ARTICLE | doi:10.20944/preprints202310.1325.v1
Subject: Engineering, Marine Engineering Keywords: underwater wireless sensor network (UWSN); acoustic monitoring; energy efficiency; clustering; routing; artificial fish swarm algorithm (AFSA)
Online: 23 October 2023 (05:33:30 CEST)
Underwater wireless sensor networks (UWSNs) represent a specialized category of WSNs with versatile applications including acoustic monitoring, oil and gas exploration, and military surveillance.

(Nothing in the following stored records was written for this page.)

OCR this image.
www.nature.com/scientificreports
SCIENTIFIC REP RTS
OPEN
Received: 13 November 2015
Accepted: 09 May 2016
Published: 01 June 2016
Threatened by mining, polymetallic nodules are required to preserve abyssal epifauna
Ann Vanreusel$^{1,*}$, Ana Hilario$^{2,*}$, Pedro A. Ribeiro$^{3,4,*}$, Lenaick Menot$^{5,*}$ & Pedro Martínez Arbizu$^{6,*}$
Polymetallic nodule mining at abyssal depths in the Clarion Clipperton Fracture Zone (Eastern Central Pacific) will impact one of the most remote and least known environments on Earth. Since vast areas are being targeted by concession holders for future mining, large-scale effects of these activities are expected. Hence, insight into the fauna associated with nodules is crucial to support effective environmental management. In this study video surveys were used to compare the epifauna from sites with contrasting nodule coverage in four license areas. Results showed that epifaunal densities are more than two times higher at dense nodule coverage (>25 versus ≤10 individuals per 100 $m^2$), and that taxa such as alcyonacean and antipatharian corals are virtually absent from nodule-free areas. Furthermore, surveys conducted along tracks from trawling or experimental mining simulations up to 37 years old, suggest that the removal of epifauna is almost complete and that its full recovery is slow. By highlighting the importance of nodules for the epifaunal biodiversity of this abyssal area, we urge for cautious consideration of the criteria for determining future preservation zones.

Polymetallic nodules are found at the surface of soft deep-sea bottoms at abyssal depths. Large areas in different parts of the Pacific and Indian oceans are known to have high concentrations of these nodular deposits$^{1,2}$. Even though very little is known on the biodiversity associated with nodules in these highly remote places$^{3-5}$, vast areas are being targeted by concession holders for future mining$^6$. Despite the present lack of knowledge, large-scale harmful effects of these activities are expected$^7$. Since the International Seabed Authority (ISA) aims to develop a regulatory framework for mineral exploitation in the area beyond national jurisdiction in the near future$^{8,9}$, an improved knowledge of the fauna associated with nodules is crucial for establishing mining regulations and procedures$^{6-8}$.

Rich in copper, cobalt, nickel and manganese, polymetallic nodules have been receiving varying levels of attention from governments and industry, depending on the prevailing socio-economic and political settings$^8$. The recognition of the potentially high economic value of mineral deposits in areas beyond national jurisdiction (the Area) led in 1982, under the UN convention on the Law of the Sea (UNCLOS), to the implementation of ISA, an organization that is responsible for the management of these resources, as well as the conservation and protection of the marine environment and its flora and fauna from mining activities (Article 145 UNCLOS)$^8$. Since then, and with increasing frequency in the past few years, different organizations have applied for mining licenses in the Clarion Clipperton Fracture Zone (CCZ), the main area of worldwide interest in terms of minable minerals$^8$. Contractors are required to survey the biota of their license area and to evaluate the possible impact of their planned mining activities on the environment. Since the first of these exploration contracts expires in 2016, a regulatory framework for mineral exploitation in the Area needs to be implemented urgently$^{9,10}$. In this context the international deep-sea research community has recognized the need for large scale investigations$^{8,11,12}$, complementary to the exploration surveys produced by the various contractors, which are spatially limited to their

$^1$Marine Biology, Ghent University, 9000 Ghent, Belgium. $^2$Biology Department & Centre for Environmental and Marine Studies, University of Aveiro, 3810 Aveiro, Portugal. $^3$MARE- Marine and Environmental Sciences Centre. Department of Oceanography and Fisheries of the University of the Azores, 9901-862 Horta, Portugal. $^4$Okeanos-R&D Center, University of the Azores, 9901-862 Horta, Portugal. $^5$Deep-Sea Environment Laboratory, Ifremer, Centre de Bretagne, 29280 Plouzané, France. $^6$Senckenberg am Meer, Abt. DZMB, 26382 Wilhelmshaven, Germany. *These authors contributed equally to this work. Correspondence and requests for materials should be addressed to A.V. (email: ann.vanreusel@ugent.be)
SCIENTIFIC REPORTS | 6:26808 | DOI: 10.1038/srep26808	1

UWSNs face formidable challenges such as limited energy resources, extended propagation delays, and harsh conditions. Existing clustering and multi-hop routing protocols often unevenly distribute nodes geographically, causing network fragmentation and disproportionately draining the battery life of nodes near the sink due to higher data transmission demands. In this paper, we introduce an Energy-efficient Artificial Fish Swarm-based Clustering Protocol (EAFSCP), inspired by the collective behavior of fish swarms. EAFSCP is a decentralized clustering algorithm designed for acoustic monitoring in UWSNs. Its decentralized nature makes it particularly well-suited for large-scale UWSNs, where centralized algorithms may not be feasible. Through comprehensive comparisons with existing cluster-based routing protocols, our findings indicate that EAFSCP consistently outperforms them across multiple key performance metrics, including network lifetime, energy consumption, packet delivery ratio, packet loss rate, and throughput. According to the results, EAFSCP represents an effective clustering algorithm that enhances network performance, prolongs network lifespan by reducing energy consumption, promotes scalability, and provides valuable guidance for emergency response efforts.